The thing the organisation is actually choosing

Every organisation that has unowned infrastructure has made a choice, even if it did not make it consciously. It has chosen to carry the risk of those systems failing unexpectedly, in ways that nobody is prepared for, at times that cannot be predicted.

This is sometimes the right choice. A system that is simple, well- understood even without a formal owner, and not on any critical path can be allowed to exist without formal ownership as long as the organisation is clear-eyed about the risk. The mistake is not carrying risk. It is carrying risk invisibly, without accounting for it, without choosing it deliberately.

The organisations that manage this well treat infrastructure ownership the same way they treat financial liabilities. The unowned system is a contingent liability. It may cost nothing. If it costs something, it will cost a lot, at a time that is inconvenient, in a way that is hard to predict. Responsible organisations account for their contingent liabilities. They know what they are carrying. They make deliberate choices about which liabilities to resolve and which to accept.

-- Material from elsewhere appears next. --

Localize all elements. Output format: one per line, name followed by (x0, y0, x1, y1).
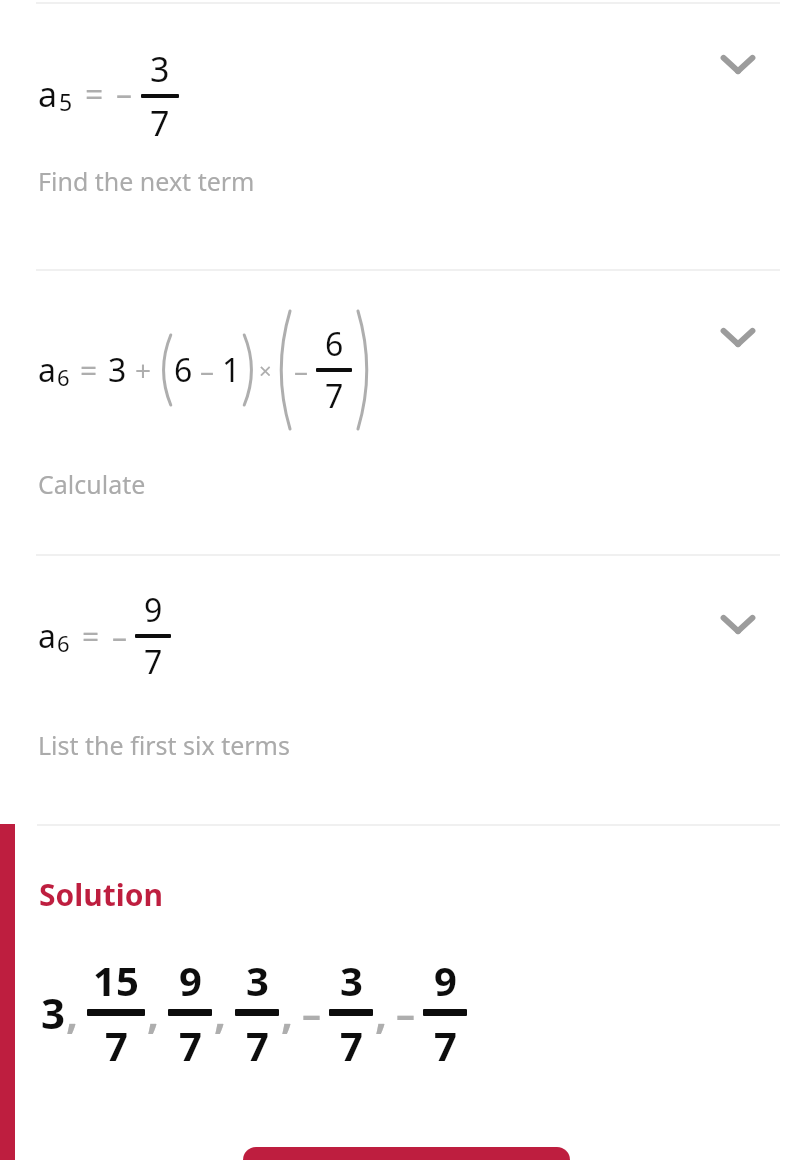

The audit is not about fixing everything. Some of what it finds will not be worth fixing, and that is a legitimate decision. But it should be a decision, made by people who understand what they are deciding, not an omission that was never examined.

The system that nobody owns is owned by everyone in the worst sense: when it breaks, everyone pays the cost, and nobody had the standing to prevent it.

Name the owner. Give them what they need. Look at the thing you have been not looking at.

That is the work. It is not glamorous. It is more important than most of what is on the roadmap.